Commercial banks, because of their fiduciary responsibility, are different in many substantial aspects from other business entities. Banks therefore are governed by a special law (Banking Law No. 7/1992), while most other companies are subject to the Company Law. The impact of a failed bank is much more extensively devastating than the bankruptcy of, say, an industrial company. Because banks are involved in multiple transactions with individual and corporate clients. A bank failure also causes systemic risks, with a chain of impacts similar to that of the domino theory.
The regulation on bank liquidation should be seen in light of the special characteristics of the financial institution. The ruling, designed to implement Article 37 of the Banking Law of 1992, governs the responsibilities of the management, supervisors and owners of banks in case of failure and the rights of depositors, creditors and other rightful claimants to the assets of a liquidated bank.
The new ruling provides better protection to depositors, because they are now treated as preferred creditors.
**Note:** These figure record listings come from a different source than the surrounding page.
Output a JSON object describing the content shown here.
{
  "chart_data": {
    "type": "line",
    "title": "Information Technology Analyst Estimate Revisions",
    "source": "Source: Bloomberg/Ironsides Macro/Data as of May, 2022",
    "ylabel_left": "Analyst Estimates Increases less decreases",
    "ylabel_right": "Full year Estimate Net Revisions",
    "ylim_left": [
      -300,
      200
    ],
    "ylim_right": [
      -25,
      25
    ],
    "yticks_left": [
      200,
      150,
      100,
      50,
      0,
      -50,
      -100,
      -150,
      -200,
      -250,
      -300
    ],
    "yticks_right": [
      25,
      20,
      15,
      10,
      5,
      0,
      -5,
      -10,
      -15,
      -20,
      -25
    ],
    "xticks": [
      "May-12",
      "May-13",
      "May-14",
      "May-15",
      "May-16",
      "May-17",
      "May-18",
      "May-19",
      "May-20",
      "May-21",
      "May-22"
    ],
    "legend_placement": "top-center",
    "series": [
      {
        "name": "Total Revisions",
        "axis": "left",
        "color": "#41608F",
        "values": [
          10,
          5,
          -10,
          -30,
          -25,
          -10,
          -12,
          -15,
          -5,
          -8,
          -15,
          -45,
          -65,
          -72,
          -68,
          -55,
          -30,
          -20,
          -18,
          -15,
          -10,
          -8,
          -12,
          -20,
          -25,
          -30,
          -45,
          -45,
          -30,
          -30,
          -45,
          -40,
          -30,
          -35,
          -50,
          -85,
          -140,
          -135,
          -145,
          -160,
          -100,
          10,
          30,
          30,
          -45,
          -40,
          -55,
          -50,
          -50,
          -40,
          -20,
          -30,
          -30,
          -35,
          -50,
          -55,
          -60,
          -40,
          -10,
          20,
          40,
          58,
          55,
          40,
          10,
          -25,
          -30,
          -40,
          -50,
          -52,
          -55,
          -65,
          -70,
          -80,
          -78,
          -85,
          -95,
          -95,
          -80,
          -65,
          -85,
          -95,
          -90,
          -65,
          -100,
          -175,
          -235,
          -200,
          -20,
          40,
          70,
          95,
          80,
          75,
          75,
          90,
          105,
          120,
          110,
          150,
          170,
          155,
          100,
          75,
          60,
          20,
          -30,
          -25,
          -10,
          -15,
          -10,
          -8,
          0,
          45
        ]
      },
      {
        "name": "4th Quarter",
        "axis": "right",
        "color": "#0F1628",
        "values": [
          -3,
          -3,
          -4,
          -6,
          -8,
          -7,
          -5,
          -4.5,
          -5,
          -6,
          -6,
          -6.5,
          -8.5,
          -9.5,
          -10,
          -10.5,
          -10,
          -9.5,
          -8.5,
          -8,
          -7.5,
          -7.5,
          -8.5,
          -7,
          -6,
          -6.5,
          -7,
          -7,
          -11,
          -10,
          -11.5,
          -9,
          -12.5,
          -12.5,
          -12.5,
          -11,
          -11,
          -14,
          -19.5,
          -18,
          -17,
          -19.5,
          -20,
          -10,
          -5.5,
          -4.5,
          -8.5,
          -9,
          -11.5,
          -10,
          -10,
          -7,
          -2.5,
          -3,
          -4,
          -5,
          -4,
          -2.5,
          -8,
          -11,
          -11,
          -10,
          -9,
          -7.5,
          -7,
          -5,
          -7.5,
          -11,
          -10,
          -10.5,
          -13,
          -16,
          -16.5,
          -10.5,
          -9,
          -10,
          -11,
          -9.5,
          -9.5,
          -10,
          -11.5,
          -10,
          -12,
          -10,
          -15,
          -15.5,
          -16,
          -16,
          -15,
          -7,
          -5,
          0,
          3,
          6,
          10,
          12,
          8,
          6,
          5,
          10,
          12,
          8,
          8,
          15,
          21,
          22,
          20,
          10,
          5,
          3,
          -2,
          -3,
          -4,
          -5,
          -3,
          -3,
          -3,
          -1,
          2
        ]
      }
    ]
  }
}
That means depositors will enjoy high priority in the distribution of assets, in the event of the dissolution of a bank. Depositors' rights of claim are preceded only by payments to employees, taxes, operating costs, and court and auction fees. The better protection should be good news, especially to small depositors, because Indonesia has yet to establish a deposit insurance scheme like those already well-developed in many other countries. According to the central bank, a deposit insurance scheme is being prepared in cooperation with several other related institutions. But such a scheme will not likely materialize in the near future, because most banks are still in the process of internal consolidation. Moreover, the quality of banks is so widely varying that it would be extremely difficult, complex and sometimes, even delicate to determine the premium rate for the would-be participating banks.
More encouraging, though, is that the regulation not only stipulates "fire extinguishing" measures, but also clear-cut provisions aimed at preventing bank failures. The ruling states the stages of safety measures that the central bank has to take before it recommends to the finance minister to revoke the banking licenses. They include merger, new management and new owners.
Experiences have shown that most bank failures were caused not by incompetent bankers, but by executives, credit officers or owners with a criminal mentality. The regulation conveys strong warnings and stipulates heavy punishment for delinquent bankers.
It states that bank directors, supervisors and shareholders who are found responsible for leading their bank into bankruptcy are liable up to 15 years imprisonment and fines of up to Rp 10 billion (US$4.2 million), in line with the provisions of the Banking Law of 1992. In addition to these penalties, they are also held fully responsible to settle the debts of the liquidated bank. That means their personal assets can also be confiscated whenever the assets of the liquidated bank are not sufficient to settle all its debts.
Given the strong preventive measures stipulated in the new regulation and the Banking Law of 1992, and in view of the much improved bank supervision mechanism installed by the central bank after the failure of Bank Summa in 1992, we foresee a very remote possibility of another bank liquidation within the foreseeable future.